Formatting boolean values

Boolean yes/no columns such as first_edition can be formatted in a number of ways.

  • Positive values can be “yes”, “y”, “true” or “1”.
  • Negative values can be “no”, “n”, “false” or “0”.

Paging (optional)

For some sites dynamically generating a file containing data on thousands of books can place a significant burden on the site’s server. The time taken to build the file can also result in HTTP requests being terminated as timeouts are reached.

One way to mitigate this is to generate static files periodically and store them on the server. Another way is to break the data file into a number of pages. We will then request only as many pages as are needed to process all the inserts and updates that have been made since the last sync. This is an optional step, but has the potential to greatly reduce your database load and bandwidth usage.

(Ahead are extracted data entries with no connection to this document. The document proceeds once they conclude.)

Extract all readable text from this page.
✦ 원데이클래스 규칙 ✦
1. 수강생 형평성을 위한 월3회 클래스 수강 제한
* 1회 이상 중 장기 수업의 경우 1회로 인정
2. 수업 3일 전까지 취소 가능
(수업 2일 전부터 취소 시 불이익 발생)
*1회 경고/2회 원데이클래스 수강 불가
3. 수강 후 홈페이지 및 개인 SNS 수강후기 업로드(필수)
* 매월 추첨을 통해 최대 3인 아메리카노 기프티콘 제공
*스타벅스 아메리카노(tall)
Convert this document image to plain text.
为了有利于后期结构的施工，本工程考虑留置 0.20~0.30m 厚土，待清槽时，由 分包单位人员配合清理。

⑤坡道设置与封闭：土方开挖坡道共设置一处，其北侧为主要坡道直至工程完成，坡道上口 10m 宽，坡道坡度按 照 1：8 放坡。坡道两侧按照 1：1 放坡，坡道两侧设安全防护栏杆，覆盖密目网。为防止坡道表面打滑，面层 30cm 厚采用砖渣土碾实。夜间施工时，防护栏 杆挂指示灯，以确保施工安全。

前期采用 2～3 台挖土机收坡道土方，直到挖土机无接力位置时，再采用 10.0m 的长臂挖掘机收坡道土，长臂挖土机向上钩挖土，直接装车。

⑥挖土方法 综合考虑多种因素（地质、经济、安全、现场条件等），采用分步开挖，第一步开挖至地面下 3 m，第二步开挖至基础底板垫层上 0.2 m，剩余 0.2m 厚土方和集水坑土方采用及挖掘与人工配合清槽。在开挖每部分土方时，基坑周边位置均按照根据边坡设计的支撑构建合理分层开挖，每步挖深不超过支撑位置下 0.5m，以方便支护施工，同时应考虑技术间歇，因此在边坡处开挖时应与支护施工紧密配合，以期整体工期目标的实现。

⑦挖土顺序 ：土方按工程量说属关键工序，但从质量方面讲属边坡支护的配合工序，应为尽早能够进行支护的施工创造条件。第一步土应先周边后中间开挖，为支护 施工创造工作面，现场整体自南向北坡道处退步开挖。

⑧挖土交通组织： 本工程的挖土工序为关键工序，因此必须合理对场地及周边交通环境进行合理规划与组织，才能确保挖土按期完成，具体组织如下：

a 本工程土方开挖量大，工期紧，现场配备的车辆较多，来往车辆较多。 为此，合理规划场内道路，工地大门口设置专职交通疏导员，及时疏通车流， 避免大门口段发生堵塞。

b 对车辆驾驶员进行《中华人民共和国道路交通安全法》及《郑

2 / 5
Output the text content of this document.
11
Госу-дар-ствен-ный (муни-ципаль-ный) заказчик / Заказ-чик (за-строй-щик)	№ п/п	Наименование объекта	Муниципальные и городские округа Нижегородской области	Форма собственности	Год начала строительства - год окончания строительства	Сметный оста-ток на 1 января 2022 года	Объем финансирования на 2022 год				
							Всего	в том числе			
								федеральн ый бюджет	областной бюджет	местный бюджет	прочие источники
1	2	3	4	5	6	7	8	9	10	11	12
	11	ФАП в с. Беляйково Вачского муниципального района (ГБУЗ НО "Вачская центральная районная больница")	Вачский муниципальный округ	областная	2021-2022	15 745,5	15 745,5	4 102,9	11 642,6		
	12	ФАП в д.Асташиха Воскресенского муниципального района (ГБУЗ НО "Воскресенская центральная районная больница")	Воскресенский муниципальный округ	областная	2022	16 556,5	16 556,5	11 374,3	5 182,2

If you wish to provide your data file in multiple pages then all you need to do is provide the URL of the next page as an extra attribute in your data file. For example:

<?xml version="1.0" encoding="UTF-8" ?>
<Books next-page="http://www.example.com/vialibri-data.xml?page=2">
  <Book>
    <date_update>2016-12-08 19:10:05</date_update>
    <author>George Orwell</author>
    ...

The number of books included in each page is up to you. The ideal number depends on how powerful your server is. We’d recommend starting with 5000 and testing it out. If a page can be generated and transmitted within 20 seconds then that should be fine.

There are two ways to signal that the last page has been reached. You may use either of these.

  1. When returning the last page of results just leave off the next-page attribute.
  2. If there are no more books to include then simply return a file containing no books. We will stop requesting pages once we’ve found an empty page.